Prime Minister Rishi Sunak is facing a backlash from “ultras” in his own party and unionists as he battles to win support for a compromise on the Northern Ireland Protocol.
But as MPs returned to Westminster after half term recess, moderate Conservatives urged “ideologues” not to threaten the deal.
Sir Bob Neill, chairman of the Commons justice committee, said: “What we need is pragmatism not dogmatism.
“It’s ridiculous to take purist points when you have got serious issues about people’s businesses, livelihoods and security. People have to grow up and compromise.”
With the UK facing recession this year and Bank of England chief Jonathan Haskel warning last week that Britain has suffered a loss of business investment since the 2016 referendum worth £29bn, the former minister Stephen Hammond added: “The PM is in process of finalising a deal that will serve the whole of the UK’s interests.
“A small group of ideologues must not threaten a deal which is in the interests of NI businesses and people.”
And Sir David Lidington, former minister and now chairman of the Conservative European Forum, said: “More than six years after the referendum it’s time to put old divisions behind us.”
Mr Sunak is facing his biggest political test since becoming PM as he races to fix the Protocol, which avoids the need for a hard border in Ireland by introducing checks on some goods travelling between GB and NI.
Hard right Tory MPs and the Democratic Unionist Party oppose the Protocol, arguing it drives a wedge between GB and the region, creating costly red tape for businesses.
The deal drawn up by UK and EU negotiators would remove the majority of trade checks between GB and NI with more stringent checks maintained for goods going on to Ireland.
But hardliners and the DUP are concerned about the EU’s insistence on the ultimate oversight of the European Court of Justice on trade disputes which they say undermines UK sovereignty.
After travelling to Northern Ireland on Friday to meet with the region’s political leaders, Mr Sunak met with EU chiefs at the Munich Security Conference over the weekend in a bid to tie up loose ends on a deal which he had hoped to unveil this week.
But former Business Secretary Jacob Rees-Mogg told the BBC last night: “I think you need to get the DUP on board first and then go and talk to Brussels rather than try and bounce the DUP because the DUP doesn’t respond well to being bounced.”
Senior Tory MP Sir Bernard Jenkin, a prominent Brexiteer, added on Times Radio: “If it doesn’t get the support of both the communities in Northern Ireland, it’s probably just going to make things worse, because it will cement in place an agreement that has destroyed power sharing.”
The DUP has refused to participate in the NI Assembly leading to a collapse in the powersharing agreement and NI government at Stormont.
Both the UK and EU want to secure a deal and restore power sharing before the 25th anniversary of the Good Friday peace deal on 10 April.
Senior DUP MP Sammy Wilson said he did not believe there will be a deal this week.

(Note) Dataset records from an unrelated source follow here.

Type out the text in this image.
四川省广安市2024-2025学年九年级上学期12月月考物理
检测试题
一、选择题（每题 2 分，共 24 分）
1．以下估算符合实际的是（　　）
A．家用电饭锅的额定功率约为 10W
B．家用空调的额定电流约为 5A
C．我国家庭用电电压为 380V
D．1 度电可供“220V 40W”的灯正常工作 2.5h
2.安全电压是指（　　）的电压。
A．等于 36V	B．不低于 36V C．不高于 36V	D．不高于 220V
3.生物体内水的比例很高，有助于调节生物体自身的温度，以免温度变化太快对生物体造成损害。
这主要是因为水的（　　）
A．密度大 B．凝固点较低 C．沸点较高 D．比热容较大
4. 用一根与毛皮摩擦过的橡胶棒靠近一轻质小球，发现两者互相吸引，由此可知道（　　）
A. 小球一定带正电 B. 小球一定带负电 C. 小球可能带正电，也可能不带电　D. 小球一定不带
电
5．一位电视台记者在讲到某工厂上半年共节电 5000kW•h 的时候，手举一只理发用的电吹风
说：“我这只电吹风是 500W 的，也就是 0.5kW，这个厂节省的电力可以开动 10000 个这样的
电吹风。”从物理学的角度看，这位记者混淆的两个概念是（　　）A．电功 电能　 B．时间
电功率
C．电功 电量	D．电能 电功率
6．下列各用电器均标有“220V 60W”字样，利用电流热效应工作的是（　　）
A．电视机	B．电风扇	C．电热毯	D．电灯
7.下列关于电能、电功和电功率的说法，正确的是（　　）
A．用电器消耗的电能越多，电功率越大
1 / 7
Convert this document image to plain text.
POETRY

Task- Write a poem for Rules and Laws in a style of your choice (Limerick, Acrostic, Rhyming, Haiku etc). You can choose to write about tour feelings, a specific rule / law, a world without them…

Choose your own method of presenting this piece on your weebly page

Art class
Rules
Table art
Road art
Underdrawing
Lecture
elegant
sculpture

No10 said negotiations were continuing.
Sources said if Mr Sunak can limit the rebellion to hardline backbenchers and keep Northern Ireland ministers Chris Heaton-Harris and Steve Baker in government then he may be able to get the deal through without relying on Labour’s support.
Opposition leader Sir Keir Starmer has said he will give Mr Sunak cover by backing any compromise deal on the protocol.
The PM is also coming under pressure from former premier Boris Johnson who warned Mr Sunak at the weekend not to ditch UK legislation which overrides the protocol.
Former minister Simon Clarke said: “If the perception is there that the Bill is moribund then that will, I am afraid, weaken our hand very considerably.”